Building a flower

A building which receives all its energy from the sun, which collects and re-uses the water it needs, which produces no waste or toxin, which provides comfort and pleases aesthetically.

With the flower metaphor at its centre, the challenge requires a project to satisfy a series of ‘Petals’ and beneath these lie a series of ‘imperatives’ which guide each Petal’s intent. For a full detailed description of the intention and imperatives behind each of the Petals, the International Living Future Institute website is the best resource, from which these brief details have been sourced.

Energy

The Energy Petal intends for buildings to rely solely on renewable energy year-round, in a safe and pollution-free manner.

Net positive energy is the imperative. At least 105 per cent of the project’s energy needs must be supplied by on-site renewable energy on a net annual basis, without the use of on-site combustion, and projects must provide on-site energy storage for resiliency.

yellow sun
red paint brush

Materials

The Materials Petal is complex, as the International Living Future Institute notes that presently “it is impossible to gauge the true environmental impact and toxicity of the built environment due to a lack of product-level information.”

Nevertheless, this Petal seeks to create a materials economy that is non-toxic, ecologically restorative, transparent, and socially equitable. It is linked to Declare®, the Institute’s ingredients label for building products, a publicly accessible label and online database. The Materials Petal prohibits the use of Red List products, being the worst in class materials prevalent in the building industry, such as asbestos, formaldehyde and lead. It requires projects to account for the total embodied carbon through construction via a one-time carbon offset. Finally, the Materials Petal requires a focus on waste, specifically a net positive waste outcome.

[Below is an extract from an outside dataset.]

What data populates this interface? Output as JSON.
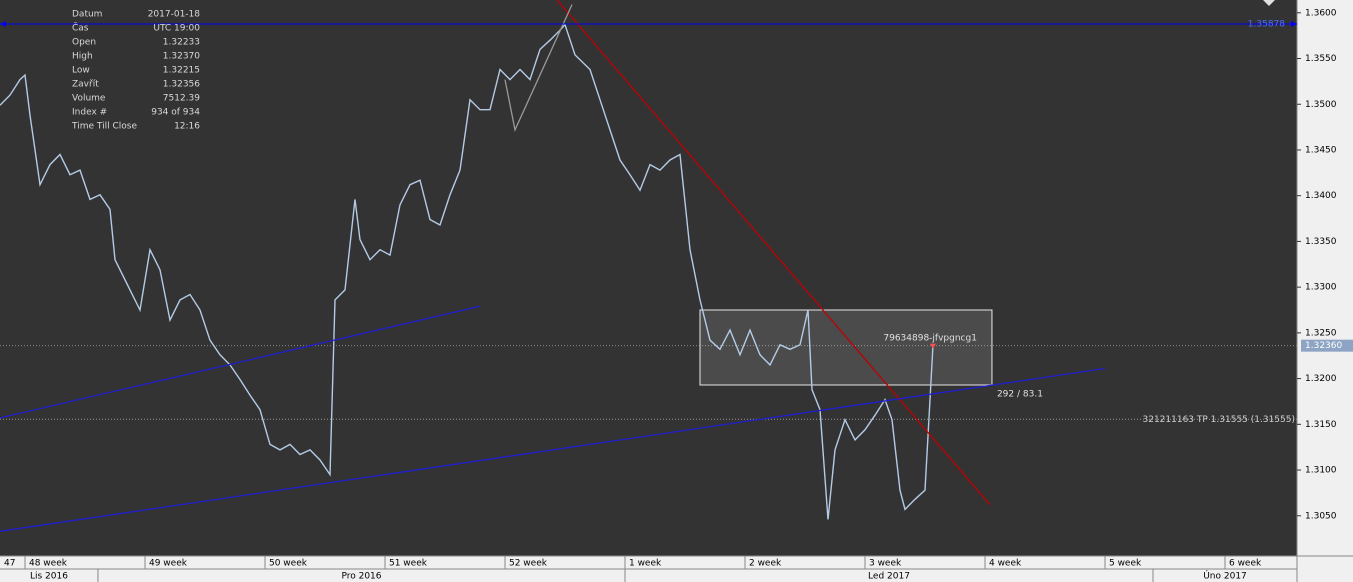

Through the creation of a Materials Conservation Management Plan which explains how the project optimises materials in each phase, from design through to operation and to end-of-life, this Petal demands waste be viewed as a valuable resource.

Health and happiness

The Health and Happiness Petal focuses on the environmental conditions that create robust, healthy spaces conducive to productivity and for people to reach their potential.

In practical terms, this Petal is achieved through features such as operable windows that provide access to fresh air and daylight, a Healthy Interior Environment Plan which sets out air quality and volatile organic compounds controls, among other measures, as well as a deep exploration of biophilic design elements for the project to nurture the innate connection between people and nature.

pink heart
blue water drop

Water

The Water Petal seeks to re-define waste so that water is respected as a precious resource.

For a project to achieve this Petal, it must deliver a net positive water outcome for its site. All its water needs must be supplied by captured rainwater or other natural closed-loop water systems, and/or by recycling its used water, purified as necessary without chemicals

Equity

The Equity Petal charges developments with the responsibility to foster an inclusive sense of community that is just and equitable.

Design is important to facilitating the environment this Petal envisages. Culture and interaction must be promoted through human-scaled, as oppose to automobile-scaled, places. Features like seat walls and pocket parks provide places for people to gather and connect, complemented by public art. This Petal also views access to fresh air, sunlight and natural waterways as a universal right, so the project must not block access or diminish the quality of these natural assets for anyone. This means a project must protect its neighbours from noxious emissions with the potential to impact air quality, it must not shade the roof of an adjacent structure, it must not affect downstream water quality, among other prohibited impacts. There’s a ‘public good’ requirement for this Petal too. For every dollar of total project cost, a donation of half a cent or more must be made to charity or to contribute to the ILFI’s Living Equity Exchange Program.

yellow money hands
green leaf

Beauty

This Petal is obviously a subjective one, so the Living Building Challenge® acknowledges genuine effort to create beautiful projects with the potential to enrich lives, while seeking to understand the team’s objectives without presuming to judge the application of aesthetic values.

For the Beauty Petal, projects must incorporate features intended solely for human delight and the celebration of culture and spirit, limited only by imagination.

Place

The intention of the Place Petal is to realign how people understand and relate to the natural environment that sustains us. It highlights the threat of sprawl but warns against overly dense urban centres. It advocates for the restoration of previously disturbed environments and invite nature back in.

For a project to satisfy the Place Petal, it must deliver on a range of related criteria covering on-site landscaping, biodiversity, mandatory agricultural requirements such as area for food production, habitat exchange offsets and provision of pedestrian and cycle access, among others.